At first I thought dense fog was the better metaphor for how I tend to feel at this stage, but then decided that stepping off the cliff might be better. Because you’re falling and you have no idea where and it may well be to a very unpleasant end.  And you’re seeing all sorts of things — rocks, trees on the cliff face, birds, but can’t quite get a fix on any of them…

A Potential Delivery Date?

Yes, really. I did write that. I like “Potential Delivery Date” better than “Deadline,” so I’m going to stick with it. And it may be that I have one.

Today’s been another decent day. I worked through some back story on one of my major characters and since he is the father of my female lead and the sponsor of my male lead, that has ramifications for everyone.

Part of my problems with trying to get my head around everything is that over time I have changed the set- up.  Is the person retired military or a government official? Or a successful business man? At one time or another it’s been any or all three. I’d decide one, write a bit and switch to another, forget there was the first, maybe after time forget there was the second and switch to a third. Then, on account of all the interruptions that have taken place in my life, I would forget even the third and go back to the work thinking the second was it, only to discover a reference to the first idea, and then get all caught up in trying to decide which was better…

Today I went through all my versions and distilled what I like best and now have three pages of consistent history for one of my main characters. Since this impacts the chapters I’m currently working on, that’s a good thing.

But… yes, I know: I said something about a potential delivery date.

That’s because, in addition to the Bible messages and personal conviction I wrote about in yesterday’s post, something else happened over the weekend.  On Saturday (two days ago, now) I got an email from my agent, forwarding a request from Bethany House for an update on me and this book. They asked for a delivery estimate. 
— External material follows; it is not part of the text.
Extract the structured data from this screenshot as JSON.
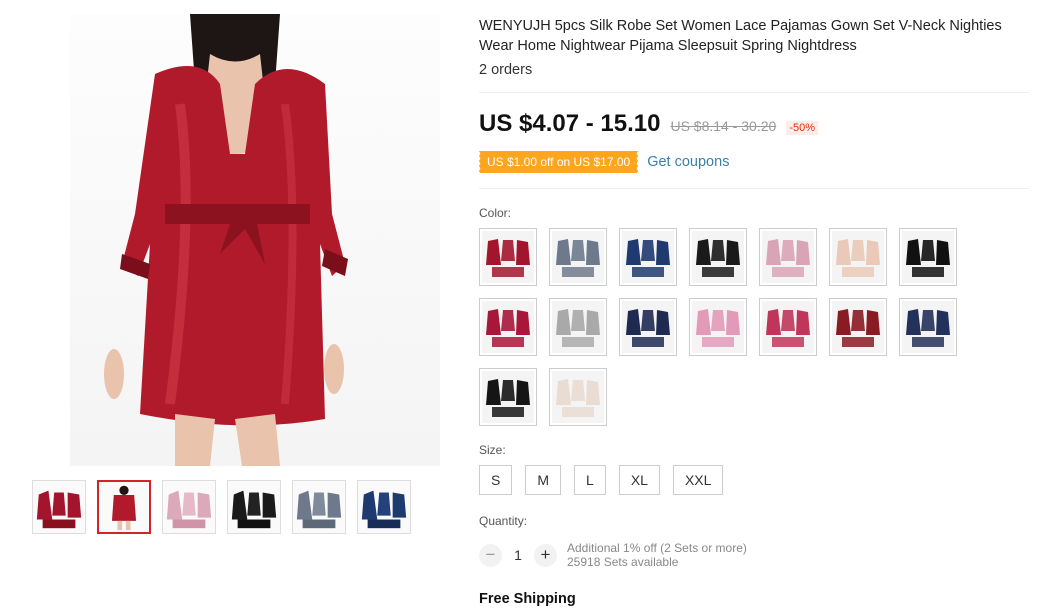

In the past I’ve felt like there was no way I could give them one. But this time the email triggered the thought that maybe I could. I’d said in my original synopsis that I could deliver a first draft by May of 2011. Well, clearly that didn’t happen, but now I’m getting the thought… why not May 2013?  Was that from the Holy Spirit, or just pure and simple wishful thinking? I don’t know. Quite possibly the latter, so at first I resisted. How can I say what’s going to happen next? How can I possibly give a date? You remember, I reminded the Lord, how much of  a fiasco the last one was.

Still, it seems to me He’s kept on nudging me with the May date. So I’ve decided to give it a week.  If tomorrow everything crashes back into what it’s been… maybe I’ll say nothing. But if the state I’m in right now continues and the conviction continues… well… maybe I’ll float the suggestion by my agent at least… That’s almost exciting.